Однако Людке и здесь не было покоя, потому что у смотровой площадки уже стояла зелененькая машина и оттуда хозяйской походкой вышел какой-то парень, который стал требовать джинсы, часы, духи, валюту и любое шмотье, какое найдется. Людка уже поняла, что это главный фарцовщик, который держит для себя этот самый ответственный участок, и прочая шушера здесь пикнуть боится.
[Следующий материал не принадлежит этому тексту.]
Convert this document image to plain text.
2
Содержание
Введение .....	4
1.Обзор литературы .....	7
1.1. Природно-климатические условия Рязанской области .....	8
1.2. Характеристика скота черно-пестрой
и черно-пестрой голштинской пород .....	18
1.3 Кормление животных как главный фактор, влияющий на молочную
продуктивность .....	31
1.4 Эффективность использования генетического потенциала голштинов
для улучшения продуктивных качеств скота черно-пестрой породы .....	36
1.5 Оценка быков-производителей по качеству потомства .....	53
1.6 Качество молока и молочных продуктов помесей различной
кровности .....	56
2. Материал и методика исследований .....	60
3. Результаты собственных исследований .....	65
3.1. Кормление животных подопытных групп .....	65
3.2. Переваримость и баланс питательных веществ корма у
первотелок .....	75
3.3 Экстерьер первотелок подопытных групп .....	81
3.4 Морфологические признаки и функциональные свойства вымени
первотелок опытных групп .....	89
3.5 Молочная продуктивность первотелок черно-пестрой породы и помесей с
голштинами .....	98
Однажды вечером в Озерках полгода назад они все вместе с Сашей, и Зиной, и Валечкой, и двумя сержантами смотрели по телевизору увлекательный фильм про то, как милиция ищет фарцу, три серии все ищет, ищет — найти не может, но в четвертой все же, конечно, находит, положив на это столько сил; вспоминая теперь этот фильм, Людка только фыркала — чего же ее искать, если она ходит в открытую по отелю, эта самая фарца, и все перед ней шаркают ножкой — швейцары, официанты, коридорные, а переводчицы стараются не глядеть в ее сторону, здесь, у смотровой площадки. Но все получилось неладно, потому что прогрессивные фламандцы и прогрессивные валлонцы впервые выступили единым народным фронтом и потребовали, чтобы Людка убрала спекулянта, который кладет тень на социализм, так что Людке пришлось сказать фарцовщику очень вежливо, что ее туристы жалуются, сам видит. Он видел сам и был от этого очень злой, так что он сказал Люде сквозь зубы:
— Вон тот барьер видишь? Стадион видишь? Вон туда будешь лететь, курва тонкожопая. По-французски будешь каркать, и жлобы твои бельгийские тебе не помогут. Ком-прене? Компрене бьен? А теперь давай отсюда уёбывай.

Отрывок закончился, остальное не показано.